One-hundred and fifty attendees learned more about what makes young funders tick, what life is like as a young funder and how employers can attract and retain talent through incentivizing employees to give time, talent and resources to the causes they care about most.
“This year’s summit was a terrific continuation of our 2018 symposium,” said Horizon Community Funds President Nancy Grayson. “Each of our speakers and panelists connected with the audience to share meaningful insights that bolstered the attendees’ approach to our future wave of givers and doers.”
Horizon Community Funds also announced its new giving circle, The 410, during the event.
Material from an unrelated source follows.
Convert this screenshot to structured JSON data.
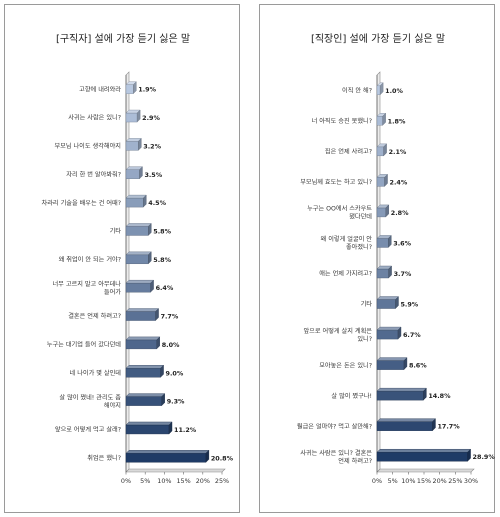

The 410 (pronounced the four-one-oh) gets its name and gift amount from the first three numbers that begin all 29 zip codes in Boone, Campbell and Kenton counties.
The Duke Energy Foundation presented a check for $10,000 to Horizon Community Funds during the announcement to support The 410 Fund Endowment and encourage future giving by young professionals participating in the giving circle.
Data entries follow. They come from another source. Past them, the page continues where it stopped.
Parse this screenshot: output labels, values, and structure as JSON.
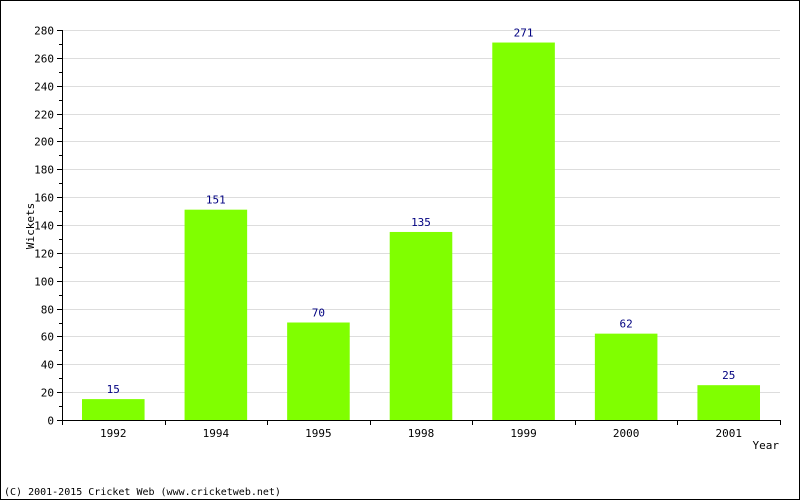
{
  "chart_data": {
    "type": "bar",
    "categories": [
      "1992",
      "1994",
      "1995",
      "1998",
      "1999",
      "2000",
      "2001"
    ],
    "values": [
      15,
      151,
      70,
      135,
      271,
      62,
      25
    ],
    "xlabel": "Year",
    "ylabel": "Wickets",
    "ylim": [
      0,
      280
    ],
    "yticks": [
      0,
      20,
      40,
      60,
      80,
      100,
      120,
      140,
      160,
      180,
      200,
      220,
      240,
      260,
      280
    ],
    "grid": true,
    "bar_color": "#80ff00",
    "label_color": "#000080",
    "grid_color": "#dddddd"
  },
  "footer": {
    "copyright": "(C) 2001-2015 Cricket Web (www.cricketweb.net)"
  }
}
“We are tremendously grateful to The Duke Energy Foundation for this gift,” said Grayson. “While our communities are as unique as Northern Kentuckians themselves, there is one number that ties us all together: 4-1-0. We took that number and created our big idea – a giving circle for young professionals who want to be involved in philanthropic leadership. This simple but powerful concept has the potential to be a catalyst to transform philanthropy in Northern Kentucky.”
The other portions of the event brought future giving insights to life through panels, presentations and spotlights.
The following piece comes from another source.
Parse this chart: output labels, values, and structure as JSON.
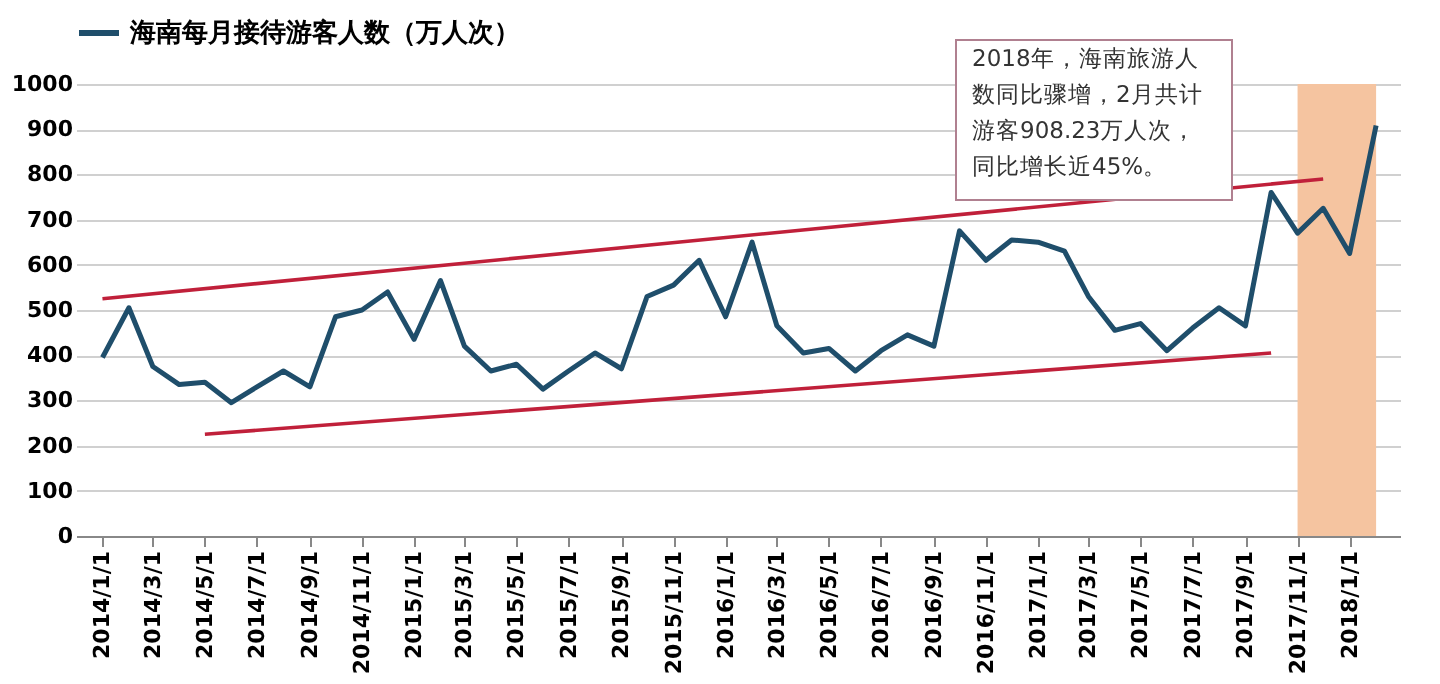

Panelists for the “Life As A Young Funder” session encouraged the crowd to bring young professionals to the decision-making table, and cautioned against isolating this important pipeline in ambassadorship and party planning roles. “Your volunteers will become your donors,” said Jordan Klette-Cusher, program officer at The Elsa Heisel Sule Foundation.
“My peers want a personal connection to what they support,” said Clare Blankemeyer, vice president of strategic initiatives at The Mayerson Foundation and current president of Impact 100 Cincinnati. “The humanity and storytelling aspect to fundraising is becoming more important than ever.”
Other featured speakers highlighted philanthropy in the workplace, and how it becomes an easy way to elevate the culture and engagement across teams. Spotlights on giving were incorporated throughout the morning, where stories of philanthropy were told through the lens of family donor advised fund planning, middle school student-led leadership, and service learning and grant making at the higher ed level.
To culminate the event, economist and IUPUI Lilly School of Philanthropy Associate Dean Una Osili took the stage and urged attendees to put the data to work. “We must use technological innovation to make our philanthropy more inclusive,” she said. “We need to use these insights to enhance the donor experience and impact, thereby improving philanthropy.”